Manchester City’s 2-0 home defeat to Bayer Leverkusen felt eerily similar to the early-season wobble that cost them last year. With Rodri absent from the midfield, City were exposed to the fast breaks that created both goals, and Leverkusen should have added more. The attack never fully compensated for defensive lapses.
This was far from a full-strength XI: Erling Haaland began on the bench and Pep Guardiola made nine changes, later admitting “maybe ten changes was too much.” Rotation has long been one of Guardiola’s strengths — the ability to rest figures such as Kevin De Bruyne, Rodri, John Stones and Ilkay Gundogan without a big drop in quality — but this group no longer looked interchangeable at the same level. Even with several regular internationals in the side, the substitutes and squad options didn’t maintain City’s usual standard.

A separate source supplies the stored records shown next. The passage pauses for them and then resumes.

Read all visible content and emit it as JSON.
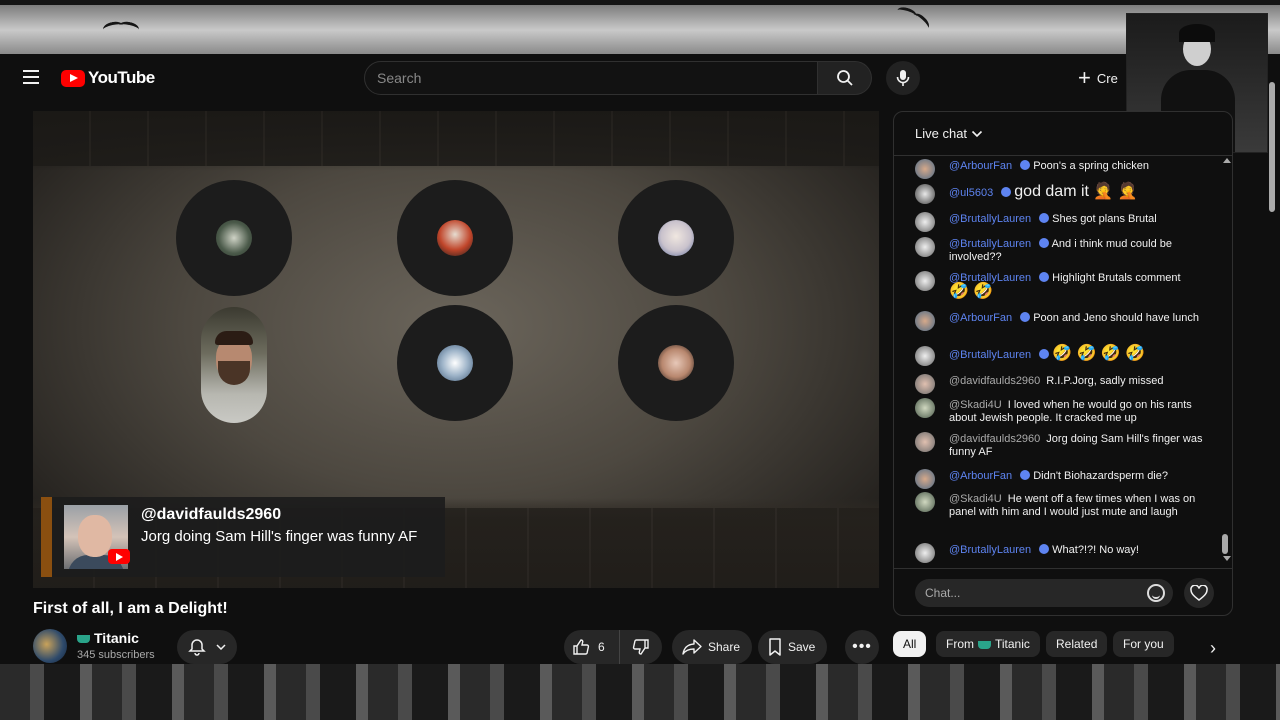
{
  "app": {
    "logo_text": "YouTube",
    "brand_red": "#ff0000"
  },
  "header": {
    "search_placeholder": "Search",
    "create_label": "Cre"
  },
  "video": {
    "banner": {
      "author": "@davidfaulds2960",
      "text": "Jorg doing Sam Hill's finger was funny AF"
    }
  },
  "meta": {
    "title": "First of all, I am a Delight!",
    "channel_name": "Titanic",
    "subscribers": "345 subscribers",
    "like_count": "6",
    "share_label": "Share",
    "save_label": "Save"
  },
  "chat": {
    "header_label": "Live chat",
    "input_placeholder": "Chat...",
    "messages": [
      {
        "author": "@ArbourFan",
        "verified": true,
        "text": "Poon's a spring chicken"
      },
      {
        "author": "@ul5603",
        "verified": true,
        "text": "god dam it 🤦 🤦"
      },
      {
        "author": "@BrutallyLauren",
        "verified": true,
        "text": "Shes got plans Brutal"
      },
      {
        "author": "@BrutallyLauren",
        "verified": true,
        "text": "And i think mud could be involved??"
      },
      {
        "author": "@BrutallyLauren",
        "verified": true,
        "text": "Highlight Brutals comment"
      },
      {
        "author": "@ArbourFan",
        "verified": true,
        "text": "Poon and Jeno should have lunch"
      },
      {
        "author": "@BrutallyLauren",
        "verified": true,
        "text": "🤣 🤣 🤣 🤣"
      },
      {
        "author": "@davidfaulds2960",
        "verified": false,
        "text": "R.I.P.Jorg, sadly missed"
      },
      {
        "author": "@Skadi4U",
        "verified": false,
        "text": "I loved when he would go on his rants about Jewish people. It cracked me up"
      },
      {
        "author": "@davidfaulds2960",
        "verified": false,
        "text": "Jorg doing Sam Hill's finger was funny AF"
      },
      {
        "author": "@ArbourFan",
        "verified": true,
        "text": "Didn't Biohazardsperm die?"
      },
      {
        "author": "@Skadi4U",
        "verified": false,
        "text": "He went off a few times when I was on panel with him and I would just mute and laugh"
      },
      {
        "author": "@BrutallyLauren",
        "verified": true,
        "text": "What?!?! No way!"
      }
    ],
    "extra_emoji": "🤣 🤣"
  },
  "chips": {
    "all": "All",
    "from_prefix": "From",
    "from_channel": "Titanic",
    "related": "Related",
    "for_you": "For you"
  },
  "icons": {
    "menu": "menu-icon",
    "search": "search-icon",
    "mic": "mic-icon",
    "create": "plus-icon",
    "bell": "bell-icon",
    "like": "thumbs-up-icon",
    "dislike": "thumbs-down-icon",
    "share": "share-arrow-icon",
    "save": "bookmark-icon",
    "more": "more-horizontal-icon",
    "emoji": "smiley-icon",
    "heart": "heart-icon",
    "next": "chevron-right-icon"
  },
  "colors": {
    "moderator_blue": "#5e84f1",
    "chip_active": "#f1f1f1",
    "surface": "#272727"
  }
}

Dependence on Haaland was underlined again. City’s brightest spell arrived in the 25 minutes after he came on; his personal xG of 0.62 was the highest on the pitch despite limited time. That kind of rescue act is valuable, but it isn’t a sustainable strategy when the players beyond the starting XI are erratic across a congested schedule.
Guardiola may be forced into clearer prioritisation. The chopping of the team suggested Saturday’s league trip to Leeds was being protected — in a season where Arsenal lead by a sizeable margin — but a home defeat to Leverkusen shifts the calculus. With a daunting trip to Real Madrid looming and the risk of jeopardising a direct knockout spot, the Champions League could demand greater focus soon. Missing automatic qualification would only add midweek fixtures in an already crowded February and intensify the strain.
The underlying problem is fixture congestion and injury exposure: every squad is being tested, and City’s depth looks thin when asked to sustain elite levels across weekend and midweek games. By contrast, Arsenal under Mikel Arteta appears better stocked across positions, able to rotate between options such as Eberechi Eze and Martin Odegaard, and to field multiple credible attacking and defensive backups.
Guardiola’s selection choices and the Leverkusen result underline a growing worry: the elite XI still looks formidable, but the supporting cast may no longer be deep enough to sustain that excellence throughout a packed season. Addressing that gap will be crucial before winter fixtures accumulate.